4. They have more debt than generations past.
“Student loans” is one of the scariest terms in modern relationships. Yes, prenuptial agreements are there to protect you from losing everything you’ve worked for during your marriage, but that isn’t their only goal. These financial agreements often help to shield one another from accumulating crippling debt as a result of obtaining degrees, taking out loans to start a company, or making bad financial investments in the event that you divorce in the future.
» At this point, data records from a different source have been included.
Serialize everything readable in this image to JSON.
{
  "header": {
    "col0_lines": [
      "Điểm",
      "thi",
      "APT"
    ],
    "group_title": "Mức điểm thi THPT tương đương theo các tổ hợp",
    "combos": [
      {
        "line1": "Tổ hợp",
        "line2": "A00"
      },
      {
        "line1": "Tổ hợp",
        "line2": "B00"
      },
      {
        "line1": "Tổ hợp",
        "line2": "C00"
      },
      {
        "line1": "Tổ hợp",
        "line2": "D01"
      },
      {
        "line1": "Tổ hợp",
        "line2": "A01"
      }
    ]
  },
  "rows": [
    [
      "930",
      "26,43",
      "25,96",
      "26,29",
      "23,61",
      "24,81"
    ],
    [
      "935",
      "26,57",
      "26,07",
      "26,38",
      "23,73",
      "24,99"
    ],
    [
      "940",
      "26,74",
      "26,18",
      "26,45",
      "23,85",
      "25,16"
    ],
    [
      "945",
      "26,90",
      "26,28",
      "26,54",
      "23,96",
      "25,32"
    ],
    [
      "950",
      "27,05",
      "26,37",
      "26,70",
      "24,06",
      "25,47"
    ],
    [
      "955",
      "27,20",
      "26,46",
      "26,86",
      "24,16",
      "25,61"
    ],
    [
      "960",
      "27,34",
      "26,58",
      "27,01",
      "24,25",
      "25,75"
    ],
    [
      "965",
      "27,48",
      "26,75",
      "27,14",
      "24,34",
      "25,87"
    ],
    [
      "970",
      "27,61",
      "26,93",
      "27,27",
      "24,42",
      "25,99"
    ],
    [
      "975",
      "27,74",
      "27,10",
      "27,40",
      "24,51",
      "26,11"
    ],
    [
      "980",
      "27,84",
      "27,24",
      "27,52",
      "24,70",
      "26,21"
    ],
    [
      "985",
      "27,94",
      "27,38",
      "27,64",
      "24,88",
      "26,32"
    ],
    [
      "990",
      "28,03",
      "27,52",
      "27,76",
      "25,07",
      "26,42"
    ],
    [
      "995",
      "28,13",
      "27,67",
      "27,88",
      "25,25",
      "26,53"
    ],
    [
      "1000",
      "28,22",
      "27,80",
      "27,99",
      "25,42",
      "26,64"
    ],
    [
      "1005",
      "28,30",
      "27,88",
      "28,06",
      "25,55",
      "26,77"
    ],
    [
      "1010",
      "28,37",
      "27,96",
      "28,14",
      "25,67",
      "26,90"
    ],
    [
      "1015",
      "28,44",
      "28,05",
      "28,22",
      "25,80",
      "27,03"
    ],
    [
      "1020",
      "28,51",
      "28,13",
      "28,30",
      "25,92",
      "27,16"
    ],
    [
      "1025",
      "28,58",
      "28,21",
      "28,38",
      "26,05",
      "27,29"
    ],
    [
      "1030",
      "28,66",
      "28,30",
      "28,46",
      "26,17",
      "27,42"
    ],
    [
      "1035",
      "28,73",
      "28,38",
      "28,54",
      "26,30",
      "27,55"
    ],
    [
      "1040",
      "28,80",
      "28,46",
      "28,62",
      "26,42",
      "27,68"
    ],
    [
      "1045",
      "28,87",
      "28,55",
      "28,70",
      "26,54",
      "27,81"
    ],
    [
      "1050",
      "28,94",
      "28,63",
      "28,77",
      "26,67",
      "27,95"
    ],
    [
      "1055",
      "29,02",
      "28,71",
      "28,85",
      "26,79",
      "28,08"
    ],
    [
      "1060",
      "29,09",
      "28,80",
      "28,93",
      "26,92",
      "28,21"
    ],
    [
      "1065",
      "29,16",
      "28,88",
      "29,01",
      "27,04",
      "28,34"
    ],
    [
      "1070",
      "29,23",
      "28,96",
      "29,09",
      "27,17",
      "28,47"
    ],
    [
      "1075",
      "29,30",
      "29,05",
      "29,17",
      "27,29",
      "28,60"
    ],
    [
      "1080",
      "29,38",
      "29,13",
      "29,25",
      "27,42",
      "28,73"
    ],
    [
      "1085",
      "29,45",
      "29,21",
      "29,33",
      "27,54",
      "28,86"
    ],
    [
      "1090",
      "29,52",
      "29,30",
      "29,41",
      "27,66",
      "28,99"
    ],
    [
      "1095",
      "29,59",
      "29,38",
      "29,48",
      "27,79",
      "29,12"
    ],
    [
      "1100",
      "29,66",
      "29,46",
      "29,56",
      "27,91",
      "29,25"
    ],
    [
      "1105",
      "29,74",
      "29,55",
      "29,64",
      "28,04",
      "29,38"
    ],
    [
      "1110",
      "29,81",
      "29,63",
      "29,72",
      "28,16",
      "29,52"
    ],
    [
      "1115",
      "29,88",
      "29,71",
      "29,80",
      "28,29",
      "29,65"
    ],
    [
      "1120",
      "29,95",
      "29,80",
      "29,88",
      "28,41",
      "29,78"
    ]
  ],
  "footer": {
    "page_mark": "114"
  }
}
Finally, dispelling the myth that prenups are just for the ultra-wealthy, the most pressing concern for many millennials when considering a prenup is what to do with premarital debt. And, there is a lot of millennial debt floating around. The typical millennial has $27,900 in debt, which includes exorbitant student loans and credit card debt. If a prenuptial agreement is in effect, debt can be designated as distinct and separate, which means that if the couple divorces, debt will not be included in the marital asset/debt division and will remain the responsibility of the partner who incurred it. If you marry with a loan balance of $20,000 and divorce 10 years later with a loan balance of $5,000, the $5,000 is yours alone and will not be resolved in your divorce. A prenup also has the power to detail that if your spouse goes to medical school and has a soaring student loan debt of over 200K (which is about average for medical school), it is not a joint debt.
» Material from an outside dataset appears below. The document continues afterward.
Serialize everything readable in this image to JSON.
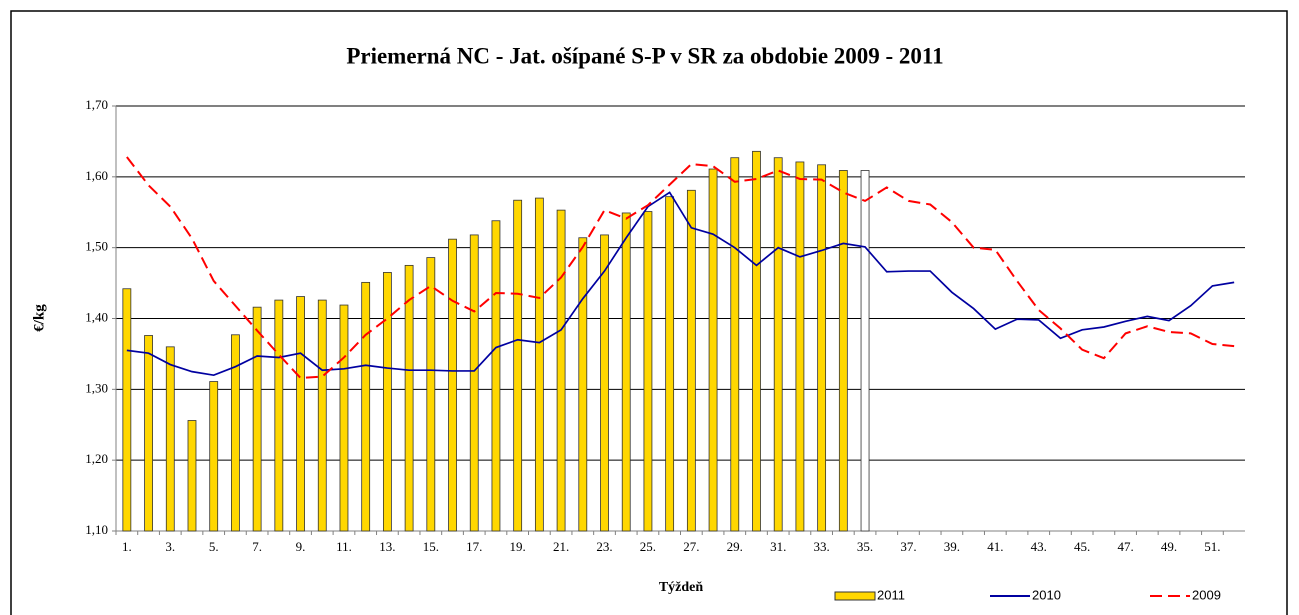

Both spouses-to-be must make full financial disclosure (commonly known as a Schedule A or B financial schedule) as part of the prenuptial agreement process. This degree of openness can help all sides understand the magnitude of their debt, which can lead to further bargaining points. Prenuptial agreements may, for example, determine how to handle debt (e.g., a certain percentage of marital income should be used to pay off personal debts) and/or whether certain debts incurred during the marriage should be considered a joint or separate responsibility.
5. Millennials don’t lose sight of the details
Social Media Clauses. More millennials are opting for a social media prenup clause in their prenuptial agreements, in which the couple decides about what they can and can’t post about each other on Instagram, Twitter, Facebook, and other social media platforms throughout their marriage. Negative posts that may harm a person’s credibility, disclosure of private information (e.g., no talking about infertility or financial difficulties), or photographs of children are examples of this.
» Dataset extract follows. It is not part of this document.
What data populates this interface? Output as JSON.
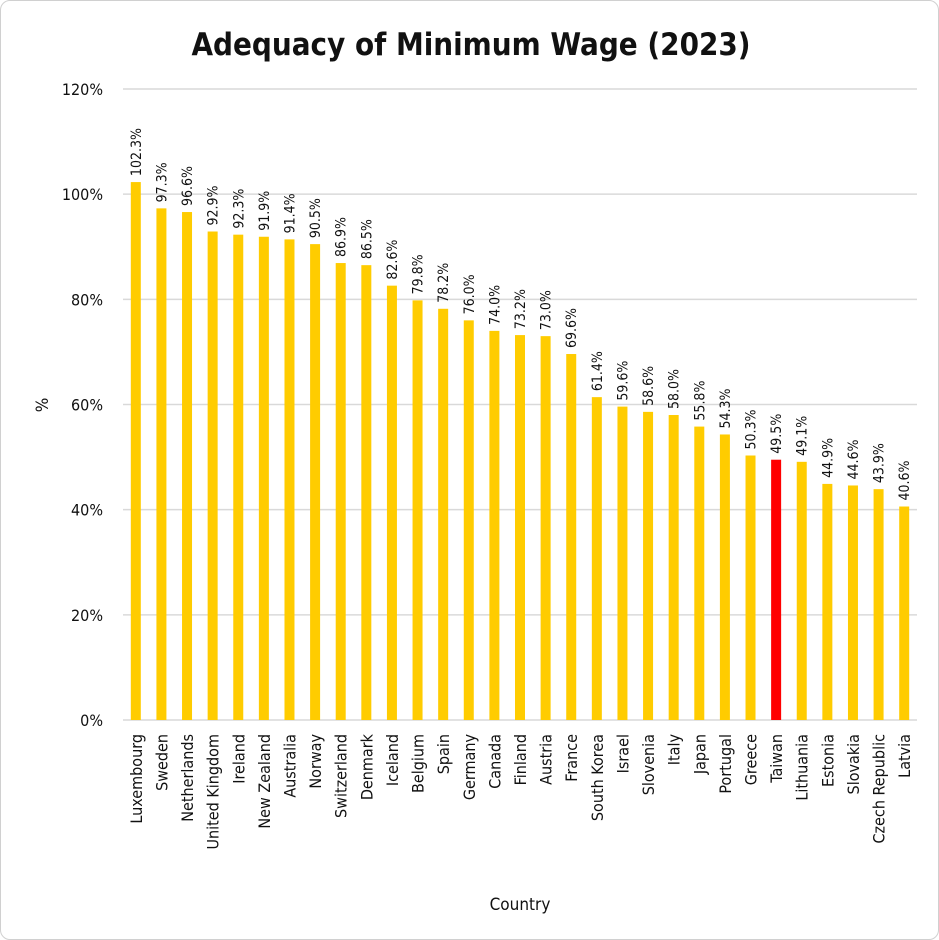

Pet Clauses. Your dog is your best friend, but could your spouse claim ownership after you marry? Since some couples consider their pets to be as important as their children, it’s no surprise that stipulating pet ownership in a prenup is becoming more popular. Spouses will also pre-agree on who pays for vet expenses and who oversees the pet’s care and feeding as part of the “pet-nup.”
Frozen Embryos. Are you thinking about starting a family with IVF or surrogacy? One of the most important aspects of your preparation should be to consider what would happen to any leftover frozen embryos if you divorce. Since the law on this is still murky, millennials are taking matters into their own hands by including prenuptial agreement clauses that spell out a post-divorce strategy.